At Nine Mile Brook, results from the first drill program “are the richest copper results in the history of the mining camp,” he says. Drill hole NM22003 intersected 10.5 metres of 6.92% copper, 5.6% zinc, 2.52% lead, 179.28 grams silver per tonne, and 1.33 grams gold starting from surface. Drill hole NM220004 returned 15.1 metres grading 10.12% copper, 1% zinc, 1.41% lead, 91.47 grams silver, and 0.84 gram gold from surface; and drill hole NM220005 cut 11 metres grading 9.59% copper, 11.93% zinc, 2.90% lead, 283.31 grams silver and 1.65 grams gold.
For the second phase program, the company chose targets based on results from phase 1 and EarthEx’s UAV drone technology with 3-D magnetic modelling defining subsurface geological structures. The survey identified potential structural mineralized folds in the system with details visible to a depth of up to 1 km.

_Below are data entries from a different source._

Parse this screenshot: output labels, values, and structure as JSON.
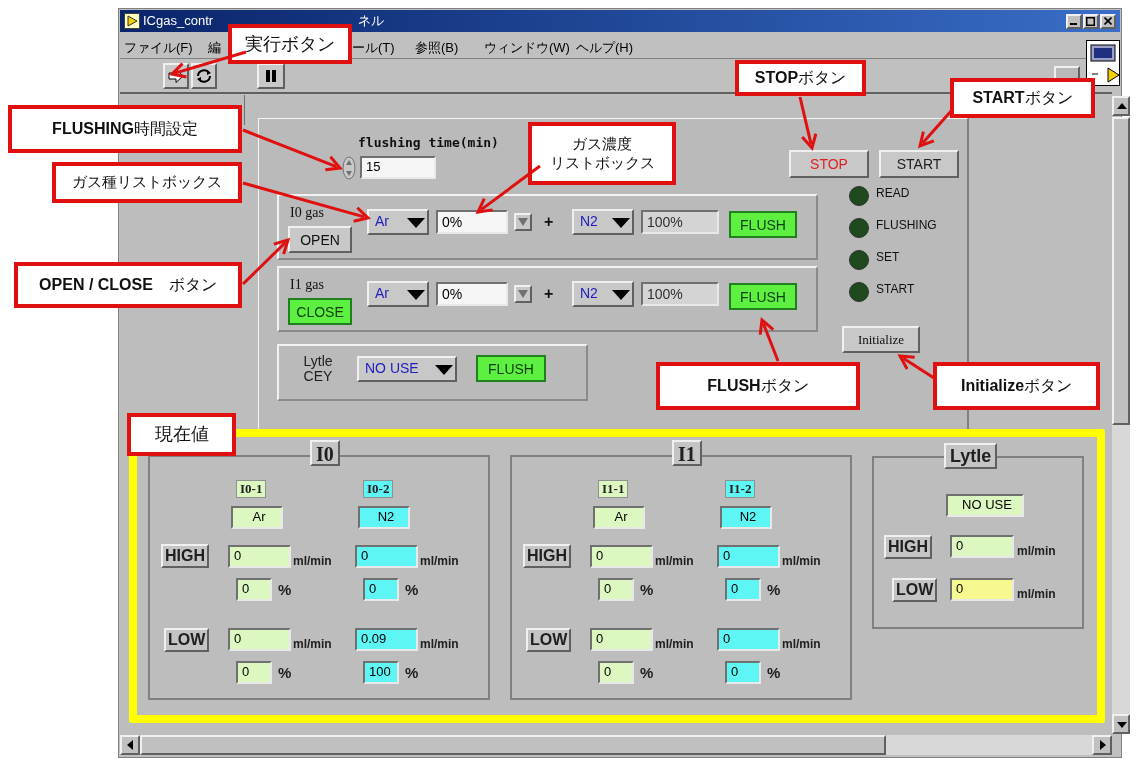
{
  "window": {
    "title_start": "ICgas_contr",
    "title_end": "ネル"
  },
  "menu": [
    "ファイル(F)",
    "編",
    "ール(T)",
    "参照(B)",
    "ウィンドウ(W)",
    "ヘルプ(H)"
  ],
  "flushing_time": {
    "label": "flushing time(min)",
    "value": "15"
  },
  "run_buttons": [
    {
      "label": "STOP",
      "kind": "stop"
    },
    {
      "label": "START",
      "kind": "plain"
    }
  ],
  "indicators": [
    {
      "label": "READ",
      "on": false
    },
    {
      "label": "FLUSHING",
      "on": false
    },
    {
      "label": "SET",
      "on": false
    },
    {
      "label": "START",
      "on": false
    }
  ],
  "initialize_button": "Initialize",
  "gas_lines": [
    {
      "label": "I0 gas",
      "valve": {
        "label": "OPEN",
        "lit": false
      },
      "gas_1": "Ar",
      "concentration_1": "0%",
      "plus": "+",
      "gas_2": "N2",
      "concentration_2": "100%",
      "flush": {
        "label": "FLUSH",
        "lit": true
      }
    },
    {
      "label": "I1 gas",
      "valve": {
        "label": "CLOSE",
        "lit": true
      },
      "gas_1": "Ar",
      "concentration_1": "0%",
      "plus": "+",
      "gas_2": "N2",
      "concentration_2": "100%",
      "flush": {
        "label": "FLUSH",
        "lit": true
      }
    }
  ],
  "lytle_line": {
    "label": "Lytle\nCEY",
    "gas": "NO USE",
    "flush": {
      "label": "FLUSH",
      "lit": true
    }
  },
  "current_values": {
    "groups": [
      {
        "title": "I0",
        "row_labels": [
          "HIGH",
          "LOW"
        ],
        "channels": [
          {
            "name": "I0-1",
            "gas": "Ar",
            "color": "#dcf7c0",
            "high": {
              "flow": "0",
              "flow_unit": "ml/min",
              "percent": "0",
              "percent_unit": "%"
            },
            "low": {
              "flow": "0",
              "flow_unit": "ml/min",
              "percent": "0",
              "percent_unit": "%"
            }
          },
          {
            "name": "I0-2",
            "gas": "N2",
            "color": "#5ef5f5",
            "high": {
              "flow": "0",
              "flow_unit": "ml/min",
              "percent": "0",
              "percent_unit": "%"
            },
            "low": {
              "flow": "0.09",
              "flow_unit": "ml/min",
              "percent": "100",
              "percent_unit": "%"
            }
          }
        ]
      },
      {
        "title": "I1",
        "row_labels": [
          "HIGH",
          "LOW"
        ],
        "channels": [
          {
            "name": "I1-1",
            "gas": "Ar",
            "color": "#dcf7c0",
            "high": {
              "flow": "0",
              "flow_unit": "ml/min",
              "percent": "0",
              "percent_unit": "%"
            },
            "low": {
              "flow": "0",
              "flow_unit": "ml/min",
              "percent": "0",
              "percent_unit": "%"
            }
          },
          {
            "name": "I1-2",
            "gas": "N2",
            "color": "#5ef5f5",
            "high": {
              "flow": "0",
              "flow_unit": "ml/min",
              "percent": "0",
              "percent_unit": "%"
            },
            "low": {
              "flow": "0",
              "flow_unit": "ml/min",
              "percent": "0",
              "percent_unit": "%"
            }
          }
        ]
      }
    ],
    "lytle": {
      "title": "Lytle",
      "gas": "NO USE",
      "rows": [
        {
          "label": "HIGH",
          "flow": "0",
          "unit": "ml/min",
          "color": "#dcf7c0"
        },
        {
          "label": "LOW",
          "flow": "0",
          "unit": "ml/min",
          "color": "#f8f890"
        }
      ]
    }
  },
  "annotations": [
    {
      "lines": [
        "実行ボタン"
      ]
    },
    {
      "lines": [
        "**STOP**ボタン"
      ]
    },
    {
      "lines": [
        "**START**ボタン"
      ]
    },
    {
      "lines": [
        "**FLUSHING**時間設定"
      ]
    },
    {
      "lines": [
        "ガス種リストボックス"
      ]
    },
    {
      "lines": [
        "ガス濃度",
        "リストボックス"
      ]
    },
    {
      "lines": [
        "**OPEN / CLOSE**　ボタン"
      ]
    },
    {
      "lines": [
        "**FLUSH**ボタン"
      ]
    },
    {
      "lines": [
        "**Initialize**ボタン"
      ]
    },
    {
      "lines": [
        "現在値"
      ]
    }
  ]
}
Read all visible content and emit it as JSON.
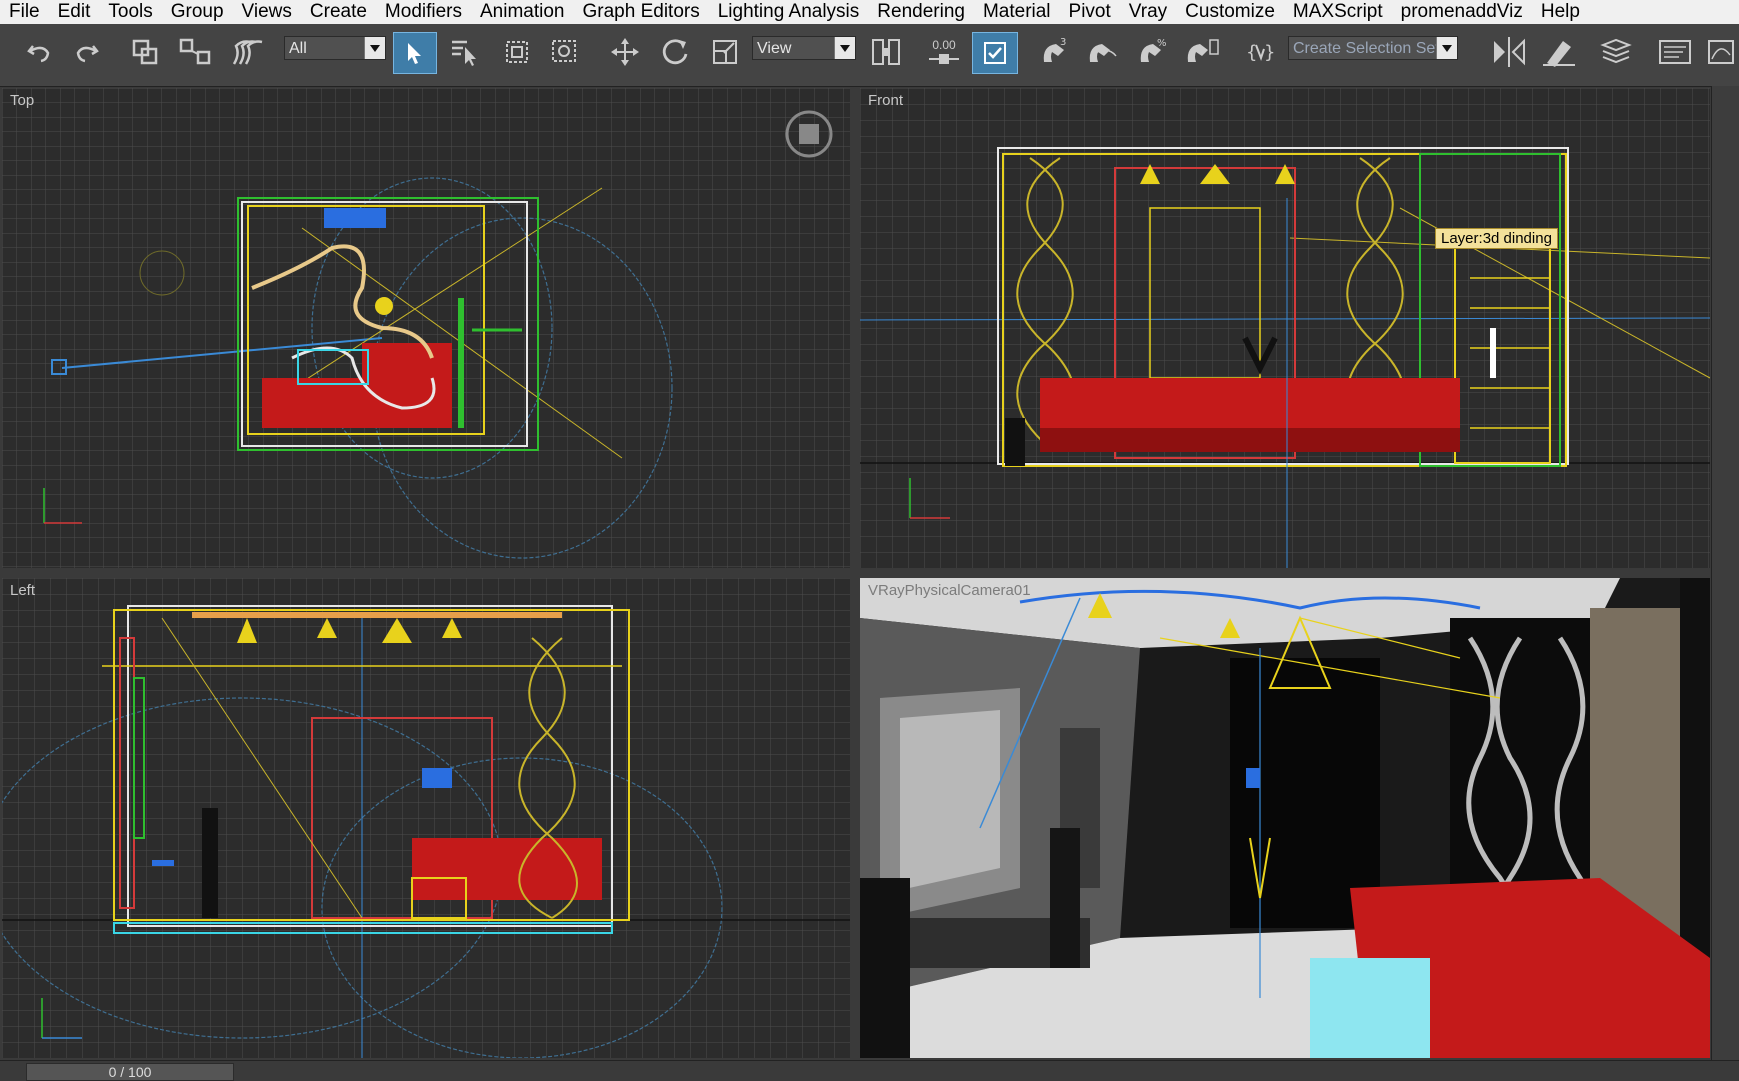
{
  "menu": [
    "File",
    "Edit",
    "Tools",
    "Group",
    "Views",
    "Create",
    "Modifiers",
    "Animation",
    "Graph Editors",
    "Lighting Analysis",
    "Rendering",
    "Material",
    "Pivot",
    "Vray",
    "Customize",
    "MAXScript",
    "promenaddViz",
    "Help"
  ],
  "toolbar": {
    "filter_value": "All",
    "refcoord_value": "View",
    "snap_value": "0.00",
    "selection_set_placeholder": "Create Selection Set"
  },
  "viewports": {
    "top": {
      "label": "Top"
    },
    "front": {
      "label": "Front",
      "tooltip": "Layer:3d dinding"
    },
    "left": {
      "label": "Left"
    },
    "camera": {
      "label": "VRayPhysicalCamera01"
    }
  },
  "timeline": {
    "frame": "0 / 100"
  },
  "icons": [
    "undo-icon",
    "redo-icon",
    "select-link-icon",
    "unlink-icon",
    "bind-space-warp-icon",
    "select-object-icon",
    "select-by-name-icon",
    "rect-region-icon",
    "window-crossing-icon",
    "move-icon",
    "rotate-icon",
    "scale-icon",
    "pivot-icon",
    "keyboard-shortcut-icon",
    "snap-toggle-icon",
    "angle-snap-icon",
    "percent-snap-icon",
    "spinner-snap-icon",
    "named-selection-icon",
    "mirror-icon",
    "align-icon",
    "layer-manager-icon",
    "graphite-icon"
  ],
  "colors": {
    "grid_bg": "#2c2c2c",
    "grid_line": "#4a4a4a",
    "sofa": "#c41a1a",
    "yellow": "#e8d21c",
    "green": "#2fbf2f",
    "white": "#e8e8e8",
    "cyan": "#3ad6e6",
    "active_blue": "#3f7da8"
  }
}
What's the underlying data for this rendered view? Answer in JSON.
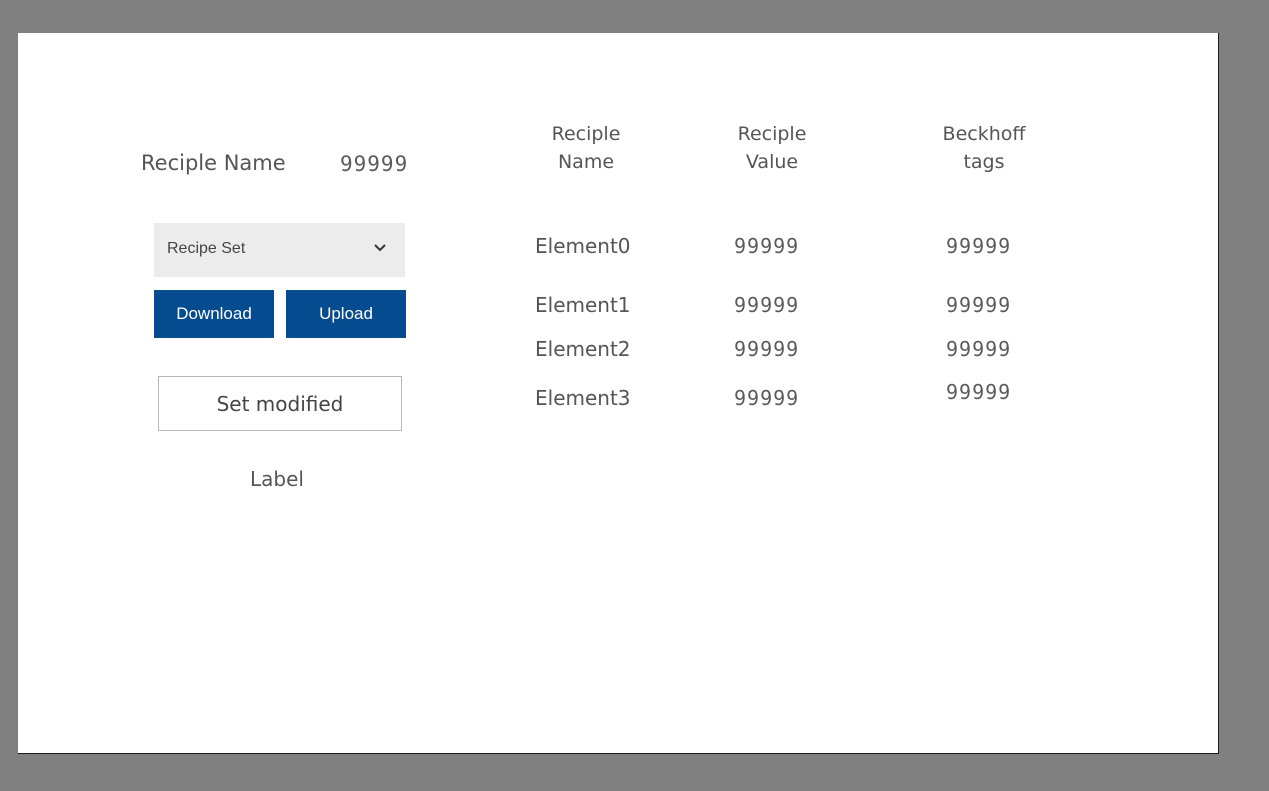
{
  "recipe": {
    "name_label": "Reciple Name",
    "name_value": "99999"
  },
  "controls": {
    "dropdown_value": "Recipe Set",
    "download_label": "Download",
    "upload_label": "Upload",
    "set_modified_label": "Set modified",
    "status_label": "Label"
  },
  "table": {
    "headers": [
      {
        "line1": "Reciple",
        "line2": "Name"
      },
      {
        "line1": "Reciple",
        "line2": "Value"
      },
      {
        "line1": "Beckhoff",
        "line2": "tags"
      }
    ],
    "rows": [
      {
        "name": "Element0",
        "value": "99999",
        "tag": "99999"
      },
      {
        "name": "Element1",
        "value": "99999",
        "tag": "99999"
      },
      {
        "name": "Element2",
        "value": "99999",
        "tag": "99999"
      },
      {
        "name": "Element3",
        "value": "99999",
        "tag": "99999"
      }
    ]
  },
  "colors": {
    "background": "#808080",
    "panel": "#ffffff",
    "button_blue": "#044b8f",
    "dropdown_bg": "#ececec"
  },
  "icons": {
    "dropdown": "chevron-down-icon"
  }
}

In addition to the magnetometer, the drone is equipped with a LiDAR (light detection and ranging) laser imaging system that provides real-time data for collision avoidance, allowing the drone to fly as low as possible. A magnetic base station is also established to continually collect data and identify diurnal changes in the magnetics.
Nine Mile Metals is now drilling its secondphase, 5,000-metre program, which will target 18 individual geophysical anomalies at Nine Mile Brook.
At its California Lake project, the initial stage 1 drill program was completed in November. The 1,226-metre program included eight shallow holes collared to intersect VMS mineralization along a 1.5-km, late time conductance electromagnetic anomaly defined by EarthEx. Seven of the holes intersected multiple VMS horizons within a sheared sedimentary package.
“That’s unheard of in a first pass,” Cruickshank says. “Usually, you are happy to have one hole clip any mineralization on an initial shallow program. We actually drilled seven of eight holes with multiple VMS zones.”
This first-pass program was based on an initial re-processing of public MegaTEM datasets by EarthEX and overlaying late-time conductive responses utilized by their algorithms’ analysis. “We didn’t even fly the drone, that’s how good the technology is just to process the data, and this summer we will do a complete phase two at California Lake, fly the drone, and then come back with a 5,000- to 10,000-metre drill program on the high-end targets and we’ll do the same at Canoe Lake,” he says. “We have definition no one has ever seen before, it’s pretty incredible, and provides us with an excellent exploration road map.”